I am dealing with some finanial data containing reversals. Reversals are basically a correction in a table that offsets another values in the table by adding in the table an equal amount of the opposite sign. My job is to clear those values. Take for example this dataframe:
df = pd.DataFrame({"a":["a","b","c","a","a"],
"b":[-2,5,2,2,7],
"xtra_col":["X","X","X","X","X"]})
a b xtra_col
0 a -2 X
1 b 5 X
2 c 2 X
3 a 2 X
4 a 7 X
In this case row 3 is a reversal to row 0 and they have to be dropped. In the same time row 2 is not a reversal to row 0, though opposite values, because they do not match on column a. The result has to look as so.
a b xtra_col
0 b 5 X
1 c 2 X
2 a 7 X
The question is, how can I delete such reversals from my table? I have looked at drop_duplicates()
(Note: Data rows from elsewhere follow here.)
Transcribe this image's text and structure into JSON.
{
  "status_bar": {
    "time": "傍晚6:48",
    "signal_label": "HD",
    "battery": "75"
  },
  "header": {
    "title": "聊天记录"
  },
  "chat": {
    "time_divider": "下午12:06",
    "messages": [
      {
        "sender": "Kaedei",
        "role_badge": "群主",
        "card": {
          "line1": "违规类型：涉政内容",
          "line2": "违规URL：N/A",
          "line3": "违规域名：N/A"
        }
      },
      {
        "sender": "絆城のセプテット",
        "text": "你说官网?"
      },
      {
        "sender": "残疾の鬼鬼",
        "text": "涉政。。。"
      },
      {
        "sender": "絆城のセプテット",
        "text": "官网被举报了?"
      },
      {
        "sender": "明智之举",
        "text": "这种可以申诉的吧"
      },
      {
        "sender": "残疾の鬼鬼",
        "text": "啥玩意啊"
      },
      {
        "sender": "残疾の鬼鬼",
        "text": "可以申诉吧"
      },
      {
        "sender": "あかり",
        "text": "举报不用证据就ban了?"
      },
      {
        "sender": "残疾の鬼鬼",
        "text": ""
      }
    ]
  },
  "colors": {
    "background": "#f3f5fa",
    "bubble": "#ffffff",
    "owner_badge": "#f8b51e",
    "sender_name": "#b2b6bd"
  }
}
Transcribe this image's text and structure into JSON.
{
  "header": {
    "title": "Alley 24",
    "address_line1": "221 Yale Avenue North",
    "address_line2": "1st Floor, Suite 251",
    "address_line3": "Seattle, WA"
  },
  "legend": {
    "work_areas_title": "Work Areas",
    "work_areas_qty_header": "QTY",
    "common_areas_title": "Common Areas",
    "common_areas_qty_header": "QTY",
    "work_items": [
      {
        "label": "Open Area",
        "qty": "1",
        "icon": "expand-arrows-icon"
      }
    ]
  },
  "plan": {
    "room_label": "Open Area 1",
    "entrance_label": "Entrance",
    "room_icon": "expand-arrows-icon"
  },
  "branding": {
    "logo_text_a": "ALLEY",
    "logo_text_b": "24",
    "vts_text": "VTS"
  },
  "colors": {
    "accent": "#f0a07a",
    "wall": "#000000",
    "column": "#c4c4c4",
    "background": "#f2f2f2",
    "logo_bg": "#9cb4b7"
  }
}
with subset as a and b, but that would not work, because it will only match same values, but not opposite.
I get the feeling that I might be able to achieve something with groupby
, but I am not sure how to organize it.
Additional note, it should also work in cases where there is an odd number of negative values. Considerig the case below, the output should be as follows:
df = pd.DataFrame({"a":["a","b","c","a","a"],
"b":[-2,5,2,2.0,-2],
"xtra_col":["X","X","X","X","X"]})
a b xtra_col
0 a -2.0 X
1 b 5.0 X
2 c 2.0 X
3 a 2.0 X
4 a -2.0 X
output should be:
a b xtra_col
1 b 5.0 X
2 c 2.0 X
3 1 -2.0 X